Nicoll also warned firms not to try and cash in via a closing-down sale on commissions.
She said the regulator has heard of firms trying to build up trail commission or take high up-front commissions before the new rules on adviser charging are enforced, but she said this kind of behaviour would be frowned upon, and the FSA would do thematic work in the run-up to 2012 to ensure that there was no consumer detriment resulting from it.
Nicoll said: “I want to pause to give a very clear warning to advisers who may be looking to flout our reforms or who may seek to maximise their own profit and rewards before our rule changes take effect, while not paying appropriate regard to the interests of their customers.

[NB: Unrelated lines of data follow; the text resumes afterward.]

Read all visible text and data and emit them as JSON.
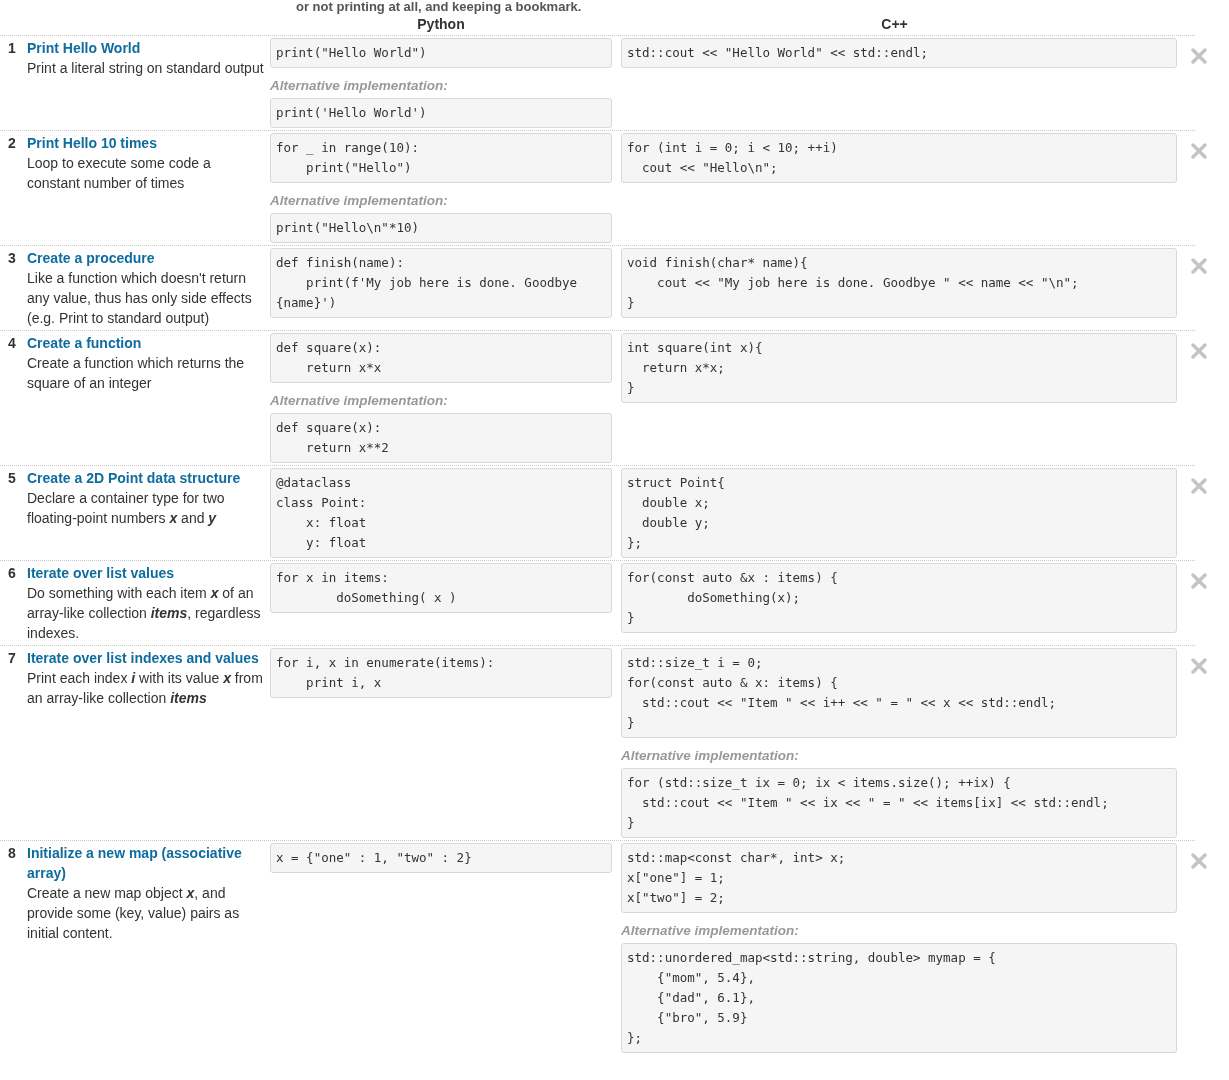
{
  "banner": "or not printing at all, and keeping a bookmark.",
  "columns": [
    "Python",
    "C++"
  ],
  "rows": [
    {
      "number": "1",
      "title": "Print Hello World",
      "description": "Print a literal string on standard output",
      "python": [
        {
          "code": "print(\"Hello World\")"
        },
        {
          "label": "Alternative implementation:",
          "code": "print('Hello World')"
        }
      ],
      "cpp": [
        {
          "code": "std::cout << \"Hello World\" << std::endl;"
        }
      ]
    },
    {
      "number": "2",
      "title": "Print Hello 10 times",
      "description": "Loop to execute some code a constant number of times",
      "python": [
        {
          "code": "for _ in range(10):\n    print(\"Hello\")"
        },
        {
          "label": "Alternative implementation:",
          "code": "print(\"Hello\\n\"*10)"
        }
      ],
      "cpp": [
        {
          "code": "for (int i = 0; i < 10; ++i)\n  cout << \"Hello\\n\";"
        }
      ]
    },
    {
      "number": "3",
      "title": "Create a procedure",
      "description": "Like a function which doesn't return any value, thus has only side effects (e.g. Print to standard output)",
      "python": [
        {
          "code": "def finish(name):\n    print(f'My job here is done. Goodbye {name}')"
        }
      ],
      "cpp": [
        {
          "code": "void finish(char* name){\n    cout << \"My job here is done. Goodbye \" << name << \"\\n\";\n}"
        }
      ]
    },
    {
      "number": "4",
      "title": "Create a function",
      "description": "Create a function which returns the square of an integer",
      "python": [
        {
          "code": "def square(x):\n    return x*x"
        },
        {
          "label": "Alternative implementation:",
          "code": "def square(x):\n    return x**2"
        }
      ],
      "cpp": [
        {
          "code": "int square(int x){\n  return x*x;\n}"
        }
      ]
    },
    {
      "number": "5",
      "title": "Create a 2D Point data structure",
      "description": "Declare a container type for two floating-point numbers **x** and **y**",
      "python": [
        {
          "code": "@dataclass\nclass Point:\n    x: float\n    y: float"
        }
      ],
      "cpp": [
        {
          "code": "struct Point{\n  double x;\n  double y;\n};"
        }
      ]
    },
    {
      "number": "6",
      "title": "Iterate over list values",
      "description": "Do something with each item **x** of an array-like collection **items**, regardless indexes.",
      "python": [
        {
          "code": "for x in items:\n        doSomething( x )"
        }
      ],
      "cpp": [
        {
          "code": "for(const auto &x : items) {\n        doSomething(x);\n}"
        }
      ]
    },
    {
      "number": "7",
      "title": "Iterate over list indexes and values",
      "description": "Print each index **i** with its value **x** from an array-like collection **items**",
      "python": [
        {
          "code": "for i, x in enumerate(items):\n    print i, x"
        }
      ],
      "cpp": [
        {
          "code": "std::size_t i = 0;\nfor(const auto & x: items) {\n  std::cout << \"Item \" << i++ << \" = \" << x << std::endl;\n}"
        },
        {
          "label": "Alternative implementation:",
          "code": "for (std::size_t ix = 0; ix < items.size(); ++ix) {\n  std::cout << \"Item \" << ix << \" = \" << items[ix] << std::endl;\n}"
        }
      ]
    },
    {
      "number": "8",
      "title": "Initialize a new map (associative array)",
      "description": "Create a new map object **x**, and provide some (key, value) pairs as initial content.",
      "python": [
        {
          "code": "x = {\"one\" : 1, \"two\" : 2}"
        }
      ],
      "cpp": [
        {
          "code": "std::map<const char*, int> x;\nx[\"one\"] = 1;\nx[\"two\"] = 2;"
        },
        {
          "label": "Alternative implementation:",
          "code": "std::unordered_map<std::string, double> mymap = {\n    {\"mom\", 5.4},\n    {\"dad\", 6.1},\n    {\"bro\", 5.9}\n};"
        }
      ]
    }
  ]
}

“We have heard that some firms, both providers and advisers, may see the period between now and implementation as an opportunity to build up business with trail commission to get round our proposals, or to suggest products in which they receive very high remuneration but which may not be the most appropriate for the consumer.
“We will take a very dim view of such detrimental behaviours and it is our intention to do some thematic work in the lead-up to the end of 2012 to make sure that consumers aren’t losing out.”
On alternative assessments, Nicoll said the regulator would continue to listen to proposals, but that alternatives must stand up to scrutiny.
She insisted that the RDR timescales are realistic. She said she was “concerned” about suggestions that the FSA might not have considered its EU obligations when putting together its RDR proposals, asserting that the regulator has been sure to keep Brussels informed and updated at every stage in the process.
Responding to concerns that reforms to adviser remuneration will exclude customers who cannot or will not pay a fee for advice, Nicoll said: “That is not our intention and we have said explicitly that charges can come out of the product.”
Nicoll also revealed that the FSA will be publishing another RDR paper next month, which will include a look at potential read-across of the proposals to pure protection and group personal pensions.